Enable Config rules for the standard set: encryption at rest, public access blocked, MFA required.
Use Security Hub or a third-party CSPM for ongoing posture monitoring.
Send application logs to CloudWatch with structured logging (JSON, with tenant ID, user ID, request ID).
Set up an audit log pipeline as described in Audit Logging for AI Agents for any AI interactions.

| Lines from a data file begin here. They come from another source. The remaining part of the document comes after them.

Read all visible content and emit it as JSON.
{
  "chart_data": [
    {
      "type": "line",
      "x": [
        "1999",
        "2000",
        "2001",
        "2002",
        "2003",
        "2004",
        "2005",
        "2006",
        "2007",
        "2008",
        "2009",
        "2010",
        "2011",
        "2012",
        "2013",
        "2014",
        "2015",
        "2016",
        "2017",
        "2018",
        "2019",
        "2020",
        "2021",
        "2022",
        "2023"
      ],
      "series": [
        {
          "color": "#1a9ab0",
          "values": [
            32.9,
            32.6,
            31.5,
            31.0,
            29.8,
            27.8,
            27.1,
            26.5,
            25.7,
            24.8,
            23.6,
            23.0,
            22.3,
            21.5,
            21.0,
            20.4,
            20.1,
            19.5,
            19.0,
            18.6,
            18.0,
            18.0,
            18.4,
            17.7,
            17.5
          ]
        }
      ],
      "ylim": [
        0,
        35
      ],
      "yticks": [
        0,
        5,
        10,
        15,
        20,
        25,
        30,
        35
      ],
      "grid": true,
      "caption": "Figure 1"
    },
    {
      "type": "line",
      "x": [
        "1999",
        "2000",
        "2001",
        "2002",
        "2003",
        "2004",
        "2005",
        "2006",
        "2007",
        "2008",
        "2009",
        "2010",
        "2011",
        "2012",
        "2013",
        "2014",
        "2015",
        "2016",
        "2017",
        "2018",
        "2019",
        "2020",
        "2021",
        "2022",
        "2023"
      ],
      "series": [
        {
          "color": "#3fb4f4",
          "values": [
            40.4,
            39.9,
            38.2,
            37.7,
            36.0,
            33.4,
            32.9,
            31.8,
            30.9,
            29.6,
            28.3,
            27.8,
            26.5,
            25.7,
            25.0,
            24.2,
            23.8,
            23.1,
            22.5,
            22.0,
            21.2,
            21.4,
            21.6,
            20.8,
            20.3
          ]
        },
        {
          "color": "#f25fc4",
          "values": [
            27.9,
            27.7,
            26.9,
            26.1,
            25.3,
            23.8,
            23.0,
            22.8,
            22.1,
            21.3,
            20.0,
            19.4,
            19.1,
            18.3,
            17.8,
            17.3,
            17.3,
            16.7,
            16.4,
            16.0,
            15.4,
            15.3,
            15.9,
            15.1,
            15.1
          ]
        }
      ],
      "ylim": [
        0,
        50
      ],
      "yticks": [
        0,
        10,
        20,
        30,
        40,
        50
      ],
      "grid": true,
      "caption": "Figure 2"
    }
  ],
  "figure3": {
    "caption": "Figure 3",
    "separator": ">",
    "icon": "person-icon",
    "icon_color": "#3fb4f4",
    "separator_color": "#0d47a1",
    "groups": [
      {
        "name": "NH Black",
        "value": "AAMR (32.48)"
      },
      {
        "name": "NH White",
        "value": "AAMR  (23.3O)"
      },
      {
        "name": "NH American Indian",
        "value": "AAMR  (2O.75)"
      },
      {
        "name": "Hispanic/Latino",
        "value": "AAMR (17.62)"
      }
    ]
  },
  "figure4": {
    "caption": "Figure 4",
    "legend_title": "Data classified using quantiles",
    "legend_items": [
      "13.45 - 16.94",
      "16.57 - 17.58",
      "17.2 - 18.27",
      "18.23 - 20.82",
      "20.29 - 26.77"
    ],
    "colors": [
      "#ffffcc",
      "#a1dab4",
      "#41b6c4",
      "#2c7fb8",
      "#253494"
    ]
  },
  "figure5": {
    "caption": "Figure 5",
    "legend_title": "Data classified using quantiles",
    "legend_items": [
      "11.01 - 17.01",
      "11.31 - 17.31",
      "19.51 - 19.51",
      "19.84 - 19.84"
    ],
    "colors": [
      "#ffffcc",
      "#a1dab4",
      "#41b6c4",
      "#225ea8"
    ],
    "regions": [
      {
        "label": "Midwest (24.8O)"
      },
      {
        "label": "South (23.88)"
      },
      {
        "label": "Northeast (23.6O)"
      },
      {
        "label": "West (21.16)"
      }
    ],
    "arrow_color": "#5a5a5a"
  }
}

Amplify Gen 2 itself is HIPAA-eligible under the AWS BAA. The eligibility is on the underlying services (AppSync, Lambda, DynamoDB, S3, Cognito), not the framework branding. Verify each service in your data path is on the BAA list.

Operations and rollout

Per-tenant resources require automation. The patterns we use:

Tenant onboarding as a step function. Provisions per-tenant DynamoDB partition, S3 prefix, KMS key, vector index, audit log path. Idempotent. Logged.
Tenant offboarding as a step function. Inverse of onboarding, with a hold period before destructive operations to allow contract dispute resolution.
Per-environment promotion. Separate dev / staging / prod stacks, with the same tenancy model. Tenant data does not move between environments.
Per-tenant deploys are not a thing. Application code is the same for all tenants; configuration is per-tenant.

When Amplify Gen 2 stops being the right tool

For a small number of high-value tenants whose security posture demands hard isolation — separate AWS accounts, separate VPCs, separate everything — Amplify Gen 2 is not the natural fit. AWS Organizations + a CDK stack per tenant is more work but produces a stronger isolation story.

The line we draw: bridge model on Amplify Gen 2 for the long tail of tenants. Silo model on a CDK stack for the handful of tenants whose contracts require it. The same application code runs in both.

Where to start

If you are at the beginning of a multi-tenant SaaS project, the design choices to make first:

Pool, bridge, or silo? Tied to your customer expectations and your compliance posture, not to your technology stack.
One Cognito pool or many? Affects user management, SSO, and admin tooling.
What is your audit log strategy? Has to be solid before you have customers.
What is your tenant onboarding automation? Has to be solid before you have customers.

The technology — Amplify Gen 2 vs. raw CDK vs. something else — is downstream of these decisions. We have shipped both Amplify Gen 2 and CDK-native architectures for similar problems. The framework matters less than the discipline.